Daniel Nathan wrote this novel.
So, let’s review: Dora and Meyer Nathan had a son they named Daniel. The attending doctor disapproved, and wrote David on the birth certificate. As an adult, he took on the nom de plume of Frederic Dannay. With his cousin Manfred Bennington Lee (born Manford Lepofsky) he wrote detective novels under the names of Ellery Queen and Barnaby Ross. When he decided to write a book about his childhood adventures in Elmira, New York, he took on, or back, the name Daniel Nathan.
The Golden Summer is nostalgia, but written for middle readers. The book consists of eleven adventures ten-year-old Danny and his friends have one summer, and all involve entrepreneurial activities, hence the title. Several of the stories are solved with help from the Book of Daniel, of Old Testament fame. The adventures are framed within short sections describing the atmosphere of 1913. The book is an interesting and pleasant read, in the same vein as Henry Reed and Homer Price of later decades. which were of similar style, but told as contemporary tales.
The book is an interesting relic of a bygone age in that it describes games I remember from my own youth which I am dismayed we ever played. Nathan lists some of the games played at a Boy Scout camp out: mumbl’y peg, leap frog, prisoner’s base, duck-on-a-rock, hostile spy, and baseball.
The one I recall with dread is mumbl’y peg. Two boys stood facing each about four feet apart, legs spread wide. Boy one throws a largish (3 or 4 inch) knife between the other’s leg. That boy then moves his right foot to the knife, and takes his turn throwing the knife between his opponent’s legs. The point is to continue throwing the knives into smaller and small openings between the feet. You lose if a) you flinch, or b) your knife hits your opponent’s foot. It helped to wear boots while playing. Great memories, but I won’t be introducing the game to my kids any time soon!
Of even more concern is one of Danny’s money-making ideas. He has his tonsils out, and during a check-up appointment a week later, the doctor inspects Danny’s mouth and says he should have his tonsils out. Obviously, the doctor has made a grave error, and Danny decides to tell the doctor that he will tell everyone in town about the error unless he pays him off.

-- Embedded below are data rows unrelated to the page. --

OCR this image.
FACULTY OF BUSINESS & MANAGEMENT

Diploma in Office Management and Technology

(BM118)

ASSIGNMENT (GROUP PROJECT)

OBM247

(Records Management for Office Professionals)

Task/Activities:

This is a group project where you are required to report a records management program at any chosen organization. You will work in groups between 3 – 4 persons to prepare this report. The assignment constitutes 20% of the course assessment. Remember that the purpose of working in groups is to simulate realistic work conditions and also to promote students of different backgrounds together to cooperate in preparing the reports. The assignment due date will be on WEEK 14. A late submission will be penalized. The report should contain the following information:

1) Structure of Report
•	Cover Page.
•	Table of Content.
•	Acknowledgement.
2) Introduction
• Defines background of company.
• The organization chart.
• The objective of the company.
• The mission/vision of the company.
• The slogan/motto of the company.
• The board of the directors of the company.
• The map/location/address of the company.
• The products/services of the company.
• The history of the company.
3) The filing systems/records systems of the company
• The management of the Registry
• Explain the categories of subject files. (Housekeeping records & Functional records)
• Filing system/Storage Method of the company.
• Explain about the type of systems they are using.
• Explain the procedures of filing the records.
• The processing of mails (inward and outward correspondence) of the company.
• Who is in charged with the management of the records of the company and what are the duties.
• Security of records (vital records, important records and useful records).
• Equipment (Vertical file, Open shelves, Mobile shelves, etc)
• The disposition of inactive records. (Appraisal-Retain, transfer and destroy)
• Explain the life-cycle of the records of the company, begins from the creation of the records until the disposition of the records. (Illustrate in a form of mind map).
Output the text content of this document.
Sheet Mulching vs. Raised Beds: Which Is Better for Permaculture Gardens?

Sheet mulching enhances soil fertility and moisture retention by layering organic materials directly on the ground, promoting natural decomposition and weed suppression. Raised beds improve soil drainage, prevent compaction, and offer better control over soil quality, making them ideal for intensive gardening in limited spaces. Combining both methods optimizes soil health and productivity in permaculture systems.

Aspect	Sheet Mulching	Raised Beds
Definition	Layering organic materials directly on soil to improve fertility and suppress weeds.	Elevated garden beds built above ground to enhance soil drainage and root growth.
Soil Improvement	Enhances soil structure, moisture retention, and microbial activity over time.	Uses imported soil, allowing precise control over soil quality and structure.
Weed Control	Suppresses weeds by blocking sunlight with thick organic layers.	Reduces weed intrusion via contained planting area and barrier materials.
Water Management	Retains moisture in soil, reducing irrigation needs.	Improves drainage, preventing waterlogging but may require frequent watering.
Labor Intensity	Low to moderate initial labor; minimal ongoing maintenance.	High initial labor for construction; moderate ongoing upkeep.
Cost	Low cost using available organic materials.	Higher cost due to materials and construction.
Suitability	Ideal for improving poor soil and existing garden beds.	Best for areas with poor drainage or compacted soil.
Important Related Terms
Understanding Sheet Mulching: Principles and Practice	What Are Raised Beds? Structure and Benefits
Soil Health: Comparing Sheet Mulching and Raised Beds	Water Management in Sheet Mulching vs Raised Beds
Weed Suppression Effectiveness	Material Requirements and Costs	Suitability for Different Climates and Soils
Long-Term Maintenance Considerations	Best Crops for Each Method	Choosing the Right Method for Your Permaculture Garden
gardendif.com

“But he just couldn’t bring himself to go through with it. He had been tempted – mortally tempted – but in the end he had resisted. Maybe, he pondered, it was worth it: he now felt good all over – like he was a hero, possibly even a martyr.”
Lesson to be learned, kids: Resist extorting people to feel good, like a martyr!
The adventure perhaps of most interest to Ellery Queen readers (hello, there) recounts the visit of urban bred cousin Telford:
The presence of a city cousin definitely cramped Danny’s style. His mother and father laid down the law that Danny must spend all his time with cousin Telford, and since Danny’s friends were completely disdainful of a “city slicker” who never walked around in his bare feet, who was always meticulously attired, and, worst of all, refused sniffily to carry frogs in his pockets – “ ‘fraida warts, the old mollycoddle!” – Danny resigned himself to a temporary curtailment of his normal summer activities.
It doesn’t take a stretch of the imagination to realize that “Telford” is Manford, and, also, as in real life, “They bickered almost constantly over who had the right to do this or decide that,” a situation they were cursed with for the rest of their lives.
This is the only work either cousin published outside of the detective genre. It is too bad there are not others.